Als Tageszeitungsredakteurin fand ich diese neue Form des Schreibens sehr spannend. Da ich mein Privatvergnügen mit dem Beruflichen verknüpfen konnte, sprach ich in jenem August 2010 erstmals in der Pressestelle der Bayreuther Festspiele vor, in der Überzeugung, die Leute dort würden minimal mit den Feuilleton-Größen von Zeit oder Spiegel aufwärts reden.
So war es nicht. Die Mitarbeiter der Pressestelle dort waren unglaublich nett und hilfsbereit und ich fühlte mich schlichtweg willkommen. Ich konnte immer mal wieder vorbei kommen, im ersten Stock des Festspielhauses. Es gab ein Käffchen, einen Plausch, in freundlicher Verbindlichkeit und Informationen satt für die Bayreuth-Einsteigerin. Auf Peter Emmerichs Rat hin ging ich in jenem August 2010 zur Pressekonferenz von TAFF, einem Verein, der sich gerade gegründet hatte. Die Vorstandsmitglieder erklärten, warum sie diesen Verein ins Leben gerufen hatten. Christian Thielemann gab Schützenhilfe. Für mich eine Welt, die weit weg von meiner war.

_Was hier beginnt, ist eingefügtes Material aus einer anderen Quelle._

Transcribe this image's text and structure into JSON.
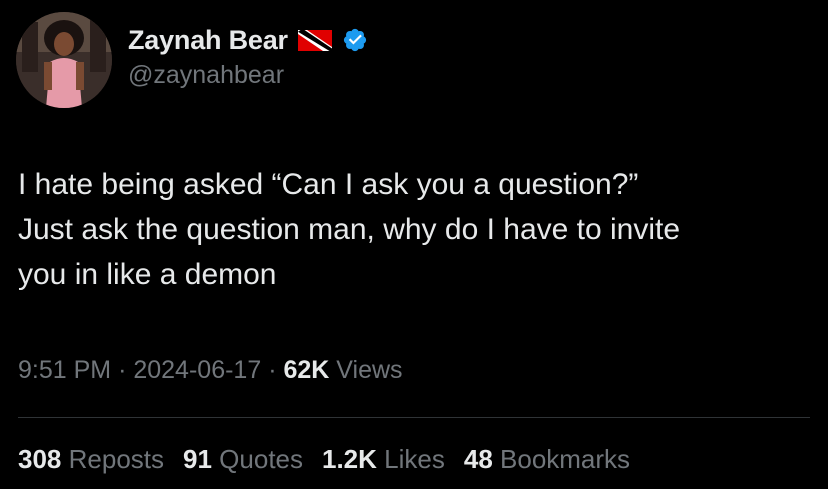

„Bis nächstes Jahr dann“, verabschiedete mich Peter Emmerich am Ende dieser für mich unglaublich ereignisreichen Ring-Woche. „Dazu braucht man Karten, Herr Emmerich“, entgegnete ich, denn der Kartenkauf über „Eventim“ sollte ja nicht fortgesetzt werden, wie ich mittlerweile erfahren hatte. „Ooch, das wird schon“, so etwas in der Richtung sagte er und schmunzelte. Ab der kommenden Saison war ich ununterbrochen als Journalistin bei den Bayreuther Festspielen akkreditiert.
Seither bekam ich unglaublich viele Einblicke ins Festspielgeschehen, die ich nun seit 2014 erst in „festspieleblog.de“ verarbeitete und später dann auch im Print-Magazin Hojotoho – das Festspielmagazin von TAFF. Immer wieder lenkte der Pressechef meine Aufmerksamkeit zu Menschen und Geschichten, über die nicht alle berichteten. Und wenn man etwas wissen wollte über das Festspielhaus oder Zusammenhänge oder die Werke – es war zwar manchmal nicht ganz einfach das wandelnde Lexikon Emmerich zu erreichen, aber er sorgte dafür, dass am Ende doch immer alles gut wurde. Ganz überraschend hatte er im Juli noch eine Begebenheit über Wolfgang Wagner für das Magazin „Hojotoho!“ angeboten. Es war eine schöne Geschichte und super geschrieben.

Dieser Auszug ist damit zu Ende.